I stopped about twenty feet away from these men and put my mask on. When I approached the group, I asked why they insisted on crowding the running track. I further explained that even if they did not believe in the importance of social distancing, they should at least have the respect to allow others to do so. Seemed like a reasonable request.

OutOfBounds guy was pissed. He pointed out that he was not standing on the running track and wanted to know what the problem was. When I reiterated he was less than two feet off the track, he sarcastically said, “Well there’s no line here,” presumable referring to the fact that his handlers had not yet tasked him with cordoning off that particular portion of the prison yet.

OutOfBounds guy made it clear that he could not be bothered with social distancing and would continue to act however he wanted. Essentially he identified himself as a person intent upon helping the prison staff spread this disease.

Had this been nearly any other prisoner, it would have been annoying and somewhat troubling. The fact that it was a prisoner who spends a disproportionate amount of time in close proximity to guards rendered this exchange downright alarming.

According to prison protocol, I was supposed to assault OutOfBounds guy at that point. I was literally supposed to throw away any hope of being paroled anytime soon. I refused to comply. Instead, I kept my mouth shut and made an extra effort to steer very clear of OutOfBounds guy and his cohorts. It was my only chance at a better future.

Upon reflected on the current state of things, I determined that once the virus hits, everyone here will be exposed to it. Since I am in the high-risk category, I decided to try and get ahead of this. I wrote to the governor’s office.

So did I beg for help? Did I request new rules? Did I ask him to have OutOfBounds guy paint a line protecting the running track? Of course not. Those measures would have been futile. Instead, I offered to allow them to use me for medical testing.

I told the governor that I would volunteer to allow them to test whatever they thought might work to combat this virus on me. In the event that it is unethical for them to administer something, I agreed to waive my human rights, civil rights, and even self-administer if necessary. I told him I would allow them to continue doing this until either I die or they find a remedy for Covid-19. The only concession I required was that, if I survived, I would be released on parole. Give me liberty or give me death.

Why would an otherwise rational person make such an offer? On the surface, it may even seem insane. Yet they have designed a near-perfect delivery system for Covid-19. If I am destined to get it anyway, at least I want it to count for something. As it is, OutOfBounds guy, or some other egocentric individual, is literally going to deliver Covid-19 to the cage they keep me in. At that point I will be at the mercy of a medical department that has been responsible for the deaths of several prisoners in the past few years.
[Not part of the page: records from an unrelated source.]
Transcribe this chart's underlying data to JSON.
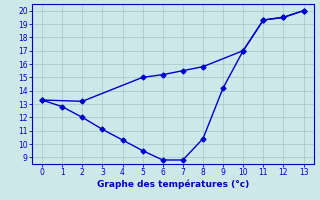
{
  "line1_x": [
    0,
    1,
    2,
    3,
    4,
    5,
    6,
    7,
    8,
    9,
    10,
    11,
    12,
    13
  ],
  "line1_y": [
    13.3,
    12.8,
    12.0,
    11.1,
    10.3,
    9.5,
    8.8,
    8.8,
    10.4,
    14.2,
    17.0,
    19.3,
    19.5,
    20.0
  ],
  "line2_x": [
    0,
    2,
    5,
    6,
    7,
    8,
    10,
    11,
    12,
    13
  ],
  "line2_y": [
    13.3,
    13.2,
    15.0,
    15.2,
    15.5,
    15.8,
    17.0,
    19.3,
    19.5,
    20.0
  ],
  "line_color": "#0000cc",
  "marker": "D",
  "markersize": 2.5,
  "linewidth": 1.0,
  "xlabel": "Graphe des températures (°c)",
  "xlim": [
    -0.5,
    13.5
  ],
  "ylim": [
    8.5,
    20.5
  ],
  "yticks": [
    9,
    10,
    11,
    12,
    13,
    14,
    15,
    16,
    17,
    18,
    19,
    20
  ],
  "xticks": [
    0,
    1,
    2,
    3,
    4,
    5,
    6,
    7,
    8,
    9,
    10,
    11,
    12,
    13
  ],
  "bg_color": "#cce8e8",
  "grid_color": "#aacccc",
  "axis_color": "#0000cc",
  "tick_color": "#0000cc",
  "label_color": "#0000cc",
  "tick_fontsize": 5.5,
  "xlabel_fontsize": 6.5
}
To be clear, I am not accusing prison staff of deliberately trying to infect us. They appear to just be trying to make the best of a bad situation. There is really nothing they could do to mitigate this.

Were they to lock us in our cells, it would require far greater staff presence to administer a bare minimum of services. That would mean increasing the number of people from the community entering the facility, thus increasing the chances of importing the disease. No, this problem began long before anyone had even heard of Covid-19.
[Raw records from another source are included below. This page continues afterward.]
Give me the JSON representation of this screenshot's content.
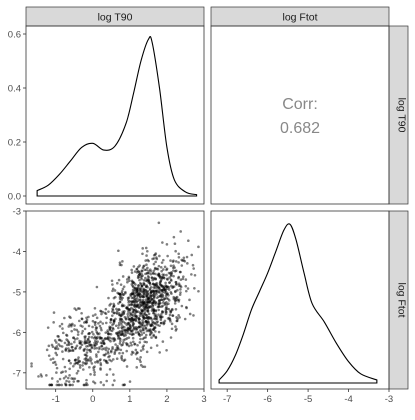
{
  "chart_data": {
    "type": "scatter-matrix",
    "variables": [
      "log T90",
      "log Ftot"
    ],
    "correlation": {
      "label": "Corr:",
      "value": "0.682"
    },
    "panels": [
      {
        "position": "top-left",
        "type": "density",
        "variable": "log T90",
        "x_range": [
          -1.8,
          3.0
        ],
        "y_range": [
          0.0,
          0.6
        ],
        "y_ticks": [
          "0.0",
          "0.2",
          "0.4",
          "0.6"
        ],
        "x": [
          -1.5,
          -1.2,
          -0.9,
          -0.6,
          -0.3,
          0.0,
          0.3,
          0.6,
          0.9,
          1.1,
          1.3,
          1.5,
          1.6,
          1.8,
          2.0,
          2.2,
          2.5,
          2.8
        ],
        "y": [
          0.02,
          0.04,
          0.08,
          0.13,
          0.18,
          0.195,
          0.17,
          0.185,
          0.27,
          0.38,
          0.5,
          0.58,
          0.57,
          0.4,
          0.18,
          0.06,
          0.015,
          0.005
        ]
      },
      {
        "position": "top-right",
        "type": "correlation",
        "variables": [
          "log Ftot",
          "log T90"
        ]
      },
      {
        "position": "bottom-left",
        "type": "scatter",
        "x_variable": "log T90",
        "y_variable": "log Ftot",
        "x_range": [
          -1.8,
          3.0
        ],
        "y_range": [
          -7.4,
          -3.0
        ],
        "x_ticks": [
          "-1",
          "0",
          "1",
          "2",
          "3"
        ],
        "y_ticks": [
          "-3",
          "-4",
          "-5",
          "-6",
          "-7"
        ],
        "point_count": 1400,
        "short_cluster_center": [
          -0.1,
          -6.3
        ],
        "long_cluster_center": [
          1.5,
          -5.3
        ],
        "correlation": 0.682
      },
      {
        "position": "bottom-right",
        "type": "density",
        "variable": "log Ftot",
        "x_range": [
          -7.4,
          -3.0
        ],
        "y_range": [
          0.0,
          0.55
        ],
        "x_ticks": [
          "-7",
          "-6",
          "-5",
          "-4",
          "-3"
        ],
        "x": [
          -7.2,
          -7.0,
          -6.8,
          -6.6,
          -6.4,
          -6.2,
          -6.0,
          -5.8,
          -5.6,
          -5.45,
          -5.3,
          -5.1,
          -4.9,
          -4.6,
          -4.3,
          -4.0,
          -3.7,
          -3.3
        ],
        "y": [
          0.01,
          0.04,
          0.09,
          0.16,
          0.24,
          0.3,
          0.36,
          0.43,
          0.5,
          0.52,
          0.47,
          0.36,
          0.26,
          0.2,
          0.13,
          0.07,
          0.03,
          0.01
        ]
      }
    ],
    "colors": {
      "strip": "#d9d9d9",
      "frame": "#333333",
      "line": "#000000",
      "point": "#000000",
      "corr_text": "#888888",
      "tick_text": "#4d4d4d"
    }
  }
}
If social distancing is working anything like this out in the community, it is a wonder everyone hasn’t caught this disease. I am sure there are OutOfBounds guys out there too. Perhaps that is why so many people are dying.

In this age of social illiteracy, where people can’t be bothered to move four feet out of common courtesy, is it any wonder social distancing is not working? At least the tough on crime crowd will celebrate because before this is over, many prisoners will die before their time.